What is a Section 125 Plan?
A Section 125 “Cafeteria Plan” is a written document maintained by an employer where the participants of the plan can receive benefits on a pre-tax basis via salary reduction.
Eligible benefits plans include Premium-Only Plans (POP), Flexible Spending Account (FSA), Healthcare Reimbursement Account (HRA), Dependent Reimbursement Accounts (DRA) and of course a Health Savings Account (HSA).
Section125 Plan Rules
- The section 125 plan must describe, in detail, all the benefits elections rules and eligibility.
- All benefits outlined in the section 125 plan must be available to all eligible employees, their spouses, and dependents. It can also include benefits for former employers, but this can’t be the primary use case.
Section 125 HSA Contribution Details
Section 125 plans dictate HSA contributions. Specifically, if employers and employees can make pre-tax HSA contributions. You can read the full details including corporate legal structure here, but we have outlined the HSA contribution details as they relate to a Section 125 plan below.
While a Section 125 Cafeteria Plan is not a benefits plan, it does create the rules and regulations for employer and employee benefits. With or without a Section 125 Cafeteria Plan, employers and employees can make HSA contributions. A Section 125 Cafeteria Plan allows for pre-tax HSA contributions. Use a Section 125 Cafeteria Plan to save more (pre-tax) money with an HSA.

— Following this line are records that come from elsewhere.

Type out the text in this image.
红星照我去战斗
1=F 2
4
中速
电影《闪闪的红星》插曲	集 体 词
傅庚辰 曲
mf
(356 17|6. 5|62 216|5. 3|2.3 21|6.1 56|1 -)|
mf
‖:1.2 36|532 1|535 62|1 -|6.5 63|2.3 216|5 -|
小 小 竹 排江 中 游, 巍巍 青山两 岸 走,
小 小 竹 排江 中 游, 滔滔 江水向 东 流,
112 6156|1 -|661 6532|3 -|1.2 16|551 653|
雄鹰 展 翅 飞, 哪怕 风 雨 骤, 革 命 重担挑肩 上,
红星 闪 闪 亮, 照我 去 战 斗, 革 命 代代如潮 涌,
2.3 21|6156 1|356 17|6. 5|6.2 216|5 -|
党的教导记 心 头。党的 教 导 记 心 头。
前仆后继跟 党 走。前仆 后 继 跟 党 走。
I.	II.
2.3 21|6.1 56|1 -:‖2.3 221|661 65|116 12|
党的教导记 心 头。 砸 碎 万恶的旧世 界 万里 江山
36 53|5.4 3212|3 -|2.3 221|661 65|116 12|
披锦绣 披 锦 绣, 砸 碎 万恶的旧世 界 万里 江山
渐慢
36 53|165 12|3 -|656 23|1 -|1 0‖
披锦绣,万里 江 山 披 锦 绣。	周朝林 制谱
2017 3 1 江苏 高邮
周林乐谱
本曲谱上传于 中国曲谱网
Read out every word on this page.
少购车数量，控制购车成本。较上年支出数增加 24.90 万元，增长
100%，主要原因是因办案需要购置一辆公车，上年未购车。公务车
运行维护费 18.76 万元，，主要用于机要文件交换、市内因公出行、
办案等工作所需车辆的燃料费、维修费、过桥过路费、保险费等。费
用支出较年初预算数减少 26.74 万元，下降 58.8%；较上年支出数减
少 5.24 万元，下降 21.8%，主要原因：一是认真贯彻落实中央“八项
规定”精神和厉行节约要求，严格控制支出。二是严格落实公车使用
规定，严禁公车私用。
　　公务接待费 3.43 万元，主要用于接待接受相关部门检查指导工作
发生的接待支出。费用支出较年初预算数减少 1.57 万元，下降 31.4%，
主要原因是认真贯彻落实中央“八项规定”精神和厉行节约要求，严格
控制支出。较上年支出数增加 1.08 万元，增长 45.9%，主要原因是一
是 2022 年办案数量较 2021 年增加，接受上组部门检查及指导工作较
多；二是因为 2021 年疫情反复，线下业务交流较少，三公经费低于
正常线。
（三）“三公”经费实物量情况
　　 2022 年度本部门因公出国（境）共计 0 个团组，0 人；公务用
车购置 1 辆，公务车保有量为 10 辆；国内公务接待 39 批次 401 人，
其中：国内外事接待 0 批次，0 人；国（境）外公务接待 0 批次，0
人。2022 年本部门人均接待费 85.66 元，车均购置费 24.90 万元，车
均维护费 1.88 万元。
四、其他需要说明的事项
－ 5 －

Disclaimer: the content presented in this article are for informational purposes only, and is not, and must not be considered tax, investment, legal, accounting or financial planning advice, nor a recommendation as to a specific course of action. Investors should consult all available information, including fund prospectuses, and consult with appropriate tax, investment, accounting, legal, and accounting professionals, as appropriate, before making any investment or utilizing any financial planning strategy.